Selon elle, il y a fort à parier que le gouvernement québécois s'intéressera à la culture de fruits en serres dans le cadre de sa politique bio alimentaire, laquelle est actuellement en train d'être rédigée.

Produire en serres coûte encore relativement cher par rapport à la culture en champs. Certes, la plupart des complexes serricoles québécois ont délaissé le mazout pour se tourner vers la biomasse, le gaz naturel ou les biogaz pour se chauffer. Et Hydro-Québec offre depuis 2013 des tarifs avantageux pour l'éclairage. Il n'en demeure pas moins que « travailler avec du vivant » n'est pas une mince affaire, de surcroît quand le mercure affiche -10 ºC à l'extérieur et qu'il fait nuit à 16h30.

N'empêche, la culture des fruits en serres est désormais un phénomène mondial, souligne Stéphane Roy, de Savoura. « Je reviens d'Europe, dit-il, et la production de fraises, de framboises et même de bleuets est en explosion là-bas. »

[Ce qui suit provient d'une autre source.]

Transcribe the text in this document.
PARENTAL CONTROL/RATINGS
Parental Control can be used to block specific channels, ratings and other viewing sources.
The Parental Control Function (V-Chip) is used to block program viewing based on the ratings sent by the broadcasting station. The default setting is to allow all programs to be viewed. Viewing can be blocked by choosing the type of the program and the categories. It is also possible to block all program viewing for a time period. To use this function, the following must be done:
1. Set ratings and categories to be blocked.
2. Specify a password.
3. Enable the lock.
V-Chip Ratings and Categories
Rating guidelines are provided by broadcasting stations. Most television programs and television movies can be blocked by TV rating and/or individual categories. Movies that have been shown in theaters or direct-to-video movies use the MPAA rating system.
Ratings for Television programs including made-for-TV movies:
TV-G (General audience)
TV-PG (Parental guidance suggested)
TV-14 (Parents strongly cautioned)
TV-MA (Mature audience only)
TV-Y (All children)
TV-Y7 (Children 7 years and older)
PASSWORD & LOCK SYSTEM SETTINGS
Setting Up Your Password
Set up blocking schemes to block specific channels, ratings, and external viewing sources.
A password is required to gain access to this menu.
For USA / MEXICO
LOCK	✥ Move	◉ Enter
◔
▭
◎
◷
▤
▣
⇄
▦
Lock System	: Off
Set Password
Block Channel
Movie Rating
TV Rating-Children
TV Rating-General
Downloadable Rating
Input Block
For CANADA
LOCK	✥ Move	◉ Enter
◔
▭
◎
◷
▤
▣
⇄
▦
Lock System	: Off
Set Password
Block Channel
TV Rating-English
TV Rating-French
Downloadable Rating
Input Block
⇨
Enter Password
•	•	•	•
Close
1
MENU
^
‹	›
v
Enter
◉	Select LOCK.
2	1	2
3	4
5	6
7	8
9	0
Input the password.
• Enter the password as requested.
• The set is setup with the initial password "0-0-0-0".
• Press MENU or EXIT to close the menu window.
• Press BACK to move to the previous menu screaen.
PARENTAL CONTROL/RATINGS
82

Plus près de chez nous, en Ontario, deux importants producteurs serricoles viennent d'investir plusieurs millions afin de cultiver quelque 10 hectares de fraises en serres.

Désaisonnaliser la culture des petits fruits

Selon Simon Parent, propriétaire de Nova Fruit et gourou de la « désaisonnalisation » de la culture des petits fruits, la fraise du Québec, produite hors saison ou pas, est promue à un très bel avenir. 

« Les terres en Californie ne sont plus achetables et il y a là-bas un énorme problème de main-d'oeuvre. Le Québec doit se positionner. Dans un rayon de 1000 km autour de Montréal, il y a une population de 100 millions de personnes à desservir. »

- Simon Parent

Quant au prix de détail, il demeure encore un enjeu. À 5,99 $ pour un emballage contenant environ 10 fraises Savoura cultivées en serres - aussi belles et goûteuses soient-elles - , ce n'est pas à la portée de toutes les bourses. « Plus le volume de production sera grand, plus les prix vont baisser », soutient Julie Ouellet du MAPAQ.